At this point, my smile vanished from my face. “And what’d happen to the copy of myself you’d be making?”
Wily squinted, this time realizing the hostility oozing from my expression. “Why, I don’t understand the problem. Experiments on code? Even a code as complex as… I mean, at most, we can refer to our intentions as a thorough debugging. If you think of your image as an extension of yourself—”
“No. Answer’s no, doc.” I shook his hand off my shoulder with enough force to make him stumble and draw the attention of a couple other scientists (and Foreman) away from the fight between Sommer and Li.
“I don’t understand,” Wily said. “This costs you nothing. I was told you weren’t entirely unreasonable.”
“I made a decision, before undergoing the procedure, that I’d stand by the other guy whatever happened. That if the real-world window appeared to me and not to him, I’d always remember it could have been the other way around. And you know what it means? As far as I’m concerned, he’s family. My sister calls him brother, my mother visits him. You’re not toying with his brain, not now, not ever. And you aren’t making any more copies of us. That’s a human being you’re talking about, and I’m sure as hell not going to allow you to dehumanize him.”
“What?”
“You said so yourself. There’ll be more to come,” I told him, my voice low enough for it to be a whisper or a growl. I’d thought about Wily’s proposal, or something close to it, long and hard before. Torturing a mind trapped inside a toaster is very easy when you own the toaster. If corporations began putting “copies” inside their toasters for study…they’d never think of “copies” as human beings.
They’d do to them as they wished.
“I can’t allow
watching you create people to use as guinea pigs.”
This, too, was my responsibility.
Wily wasn’t ready to let it go, however. “Isn’t your relationship with the Rune’s copy strained as it is—?”
“Family works like that.”
Foreman, who had been distracted by Sommer and Li having come to a full-blown catfight that landed both of them—and a lot of other researchers—sprawled on the floor, finally managed to separate them and come to my aid. “Everything OK, Dorsett?”
“Doctor Wily here was just leaving. I think he has to rethink his slot if he doesn’t want it to go to waste. Perhaps you can study Boron with us, doc?”
Wily shook his head. His face was red and there were pearls of sweat trailing down his forehead. He looked like a man talking to a kid and reaching the edge of patience.

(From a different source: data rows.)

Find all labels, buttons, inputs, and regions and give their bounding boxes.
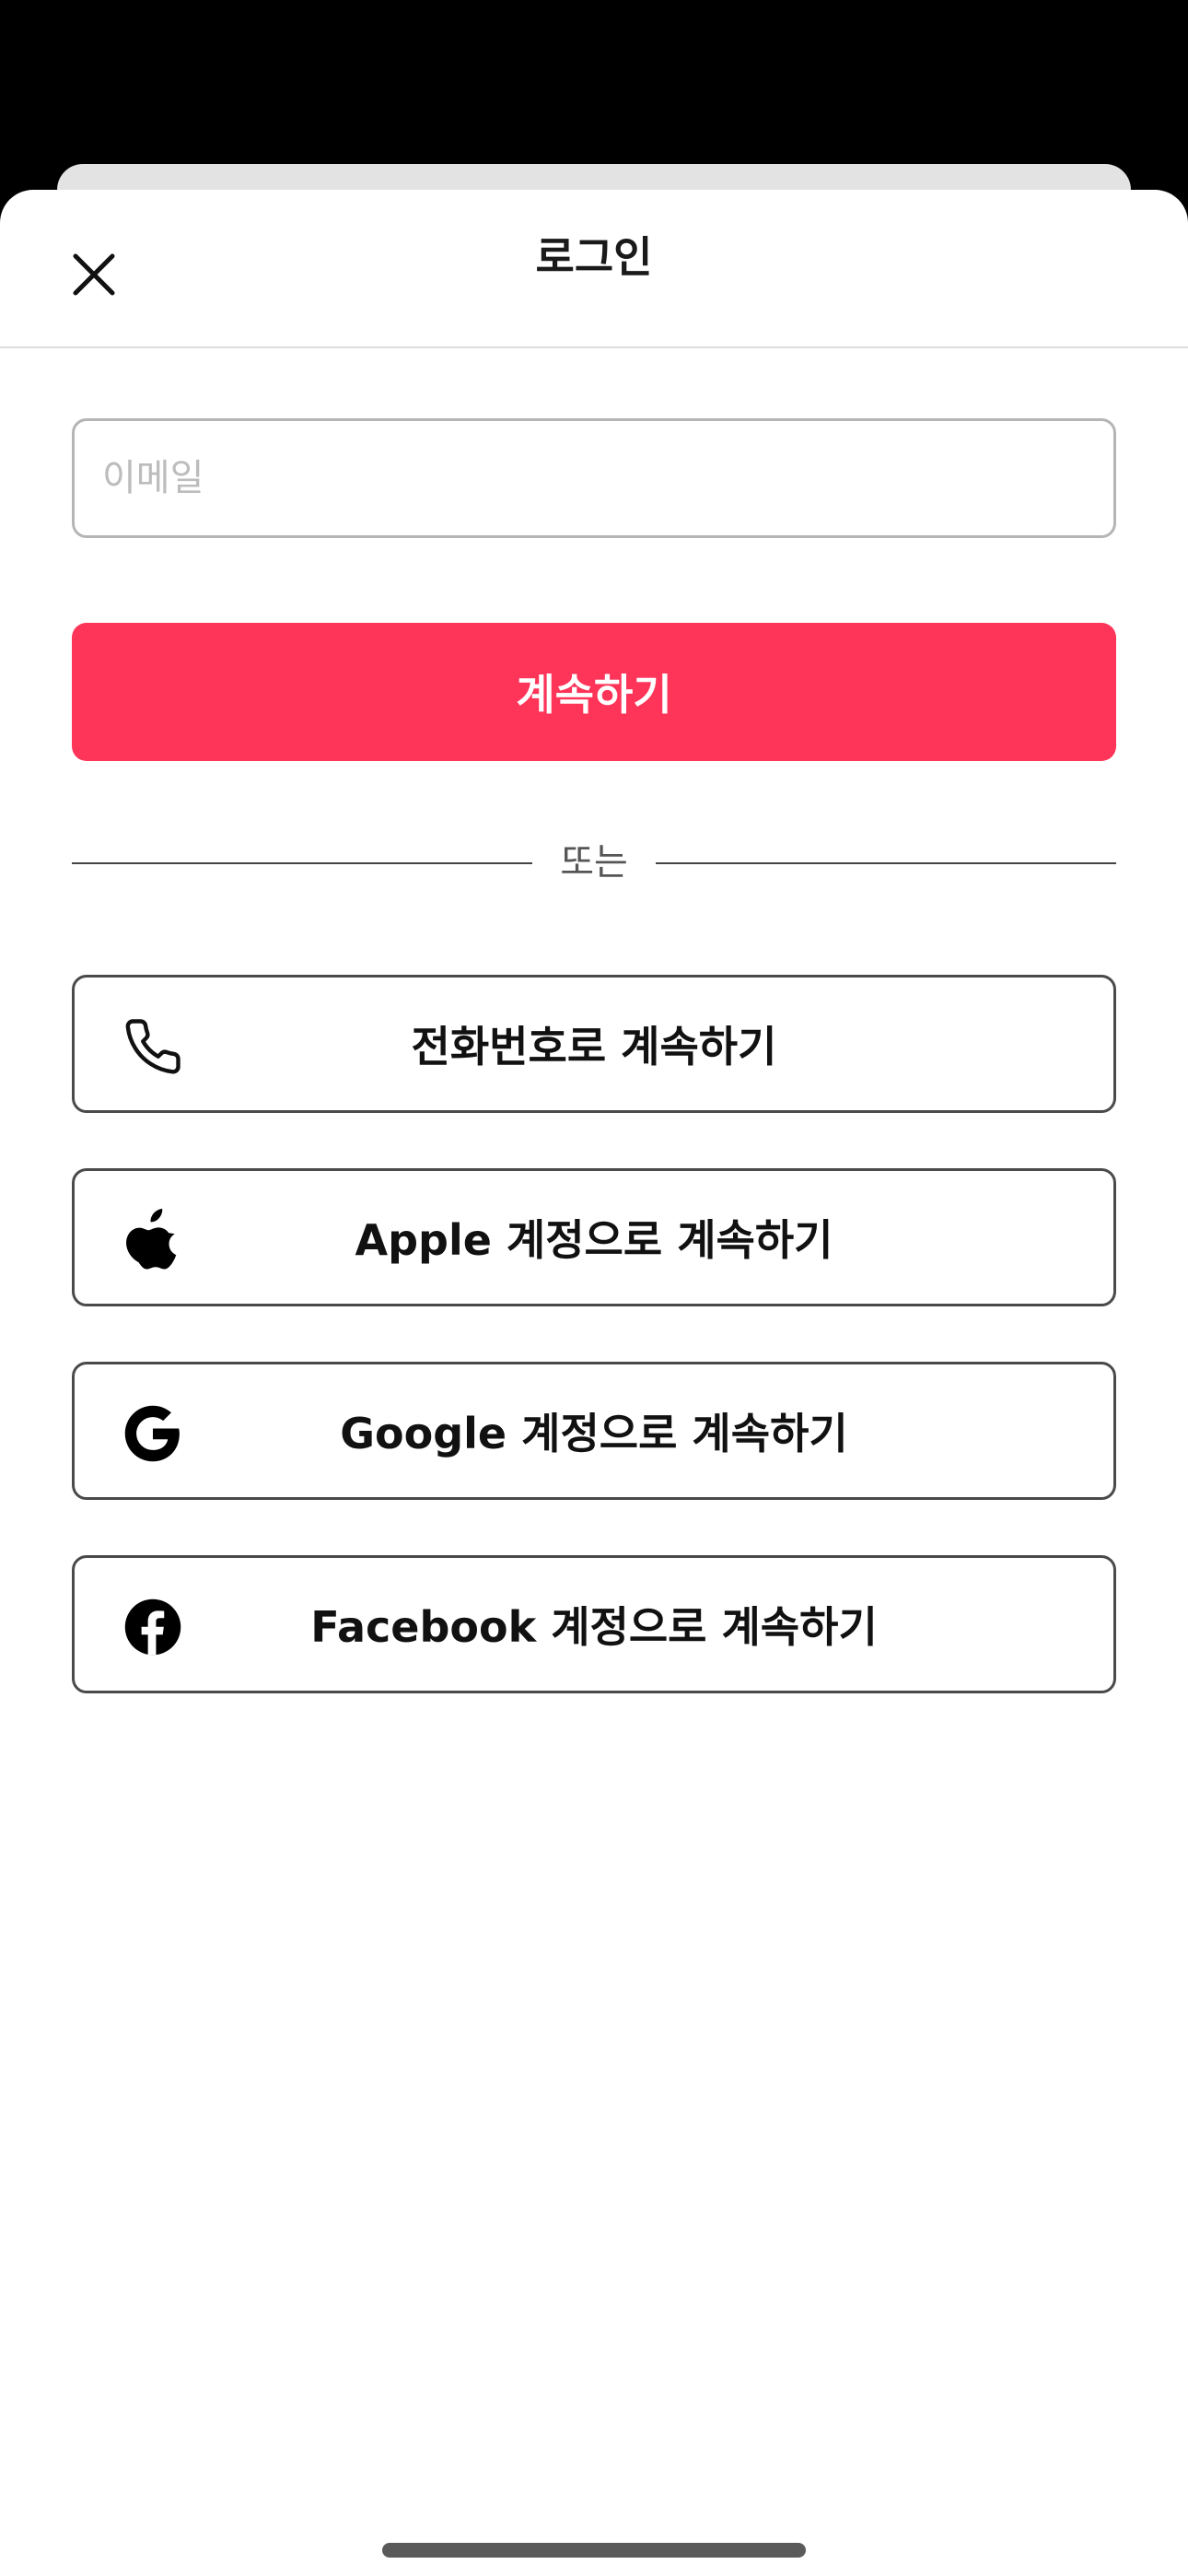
google-login-button[interactable]: Google 계정으로 계속하기 — [72, 1362, 1116, 1500]
continue-button-label: 계속하기 — [516, 670, 672, 720]
divider-line-right — [656, 862, 1116, 864]
login-sheet: 로그인 계속하기 또는 전화번호로 계속하기 — [0, 190, 1188, 2576]
phone-login-button[interactable]: 전화번호로 계속하기 — [72, 975, 1116, 1113]
email-field[interactable] — [72, 418, 1116, 538]
home-indicator[interactable] — [382, 2543, 806, 2558]
facebook-login-button[interactable]: Facebook 계정으로 계속하기 — [72, 1555, 1116, 1693]
continue-button[interactable]: 계속하기 — [72, 623, 1116, 761]
or-divider: 또는 — [72, 835, 1116, 890]
divider-text: 또는 — [560, 841, 628, 884]
apple-login-button[interactable]: Apple 계정으로 계속하기 — [72, 1168, 1116, 1306]
close-button[interactable] — [57, 238, 131, 311]
phone-login-label: 전화번호로 계속하기 — [411, 1022, 777, 1071]
facebook-login-label: Facebook 계정으로 계속하기 — [310, 1602, 878, 1652]
close-icon — [72, 252, 116, 297]
page-title: 로그인 — [535, 232, 653, 282]
apple-login-label: Apple 계정으로 계속하기 — [355, 1215, 833, 1265]
google-login-label: Google 계정으로 계속하기 — [340, 1409, 848, 1458]
sheet-header: 로그인 — [0, 190, 1188, 348]
divider-line-left — [72, 862, 532, 864]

“So, you think they’re a person? That’s ridiculous… But Freya understands we have to make concessions. We’re not the bad guys, Dorsett. Look, to avoid personification, we surely can program the Device to erase some—or all—of the lines of code that are his personality. In this way, we won’t be working on a human being like you think. Only on lines of code.”
Foreman paled and looked at me. “Shit. Is he saying what I think he’s saying?”
So, tonight I’ll have a chat with Roscoe, I thought. The man was more or less AWOL, focused on his cyber-anarchy hobby, but he’d get behind me on this one. I’ll team-up with him and break into Freya’s database. Leak every single piece of fucked-up shit they’re planning to do to all newstreams in the web.
He was speaking of something worse than a lobotomy. He was talking about holding minds in virtual hell…There was an old story in Kipp’s science fiction stash called “I have no mouth and I must scream.” That storyline was just a degree of separation away from the future this scientist was painting in front of me.
“The world is not ready for your kind of research, Doc.” I told him with my voice so tense it was barely audible.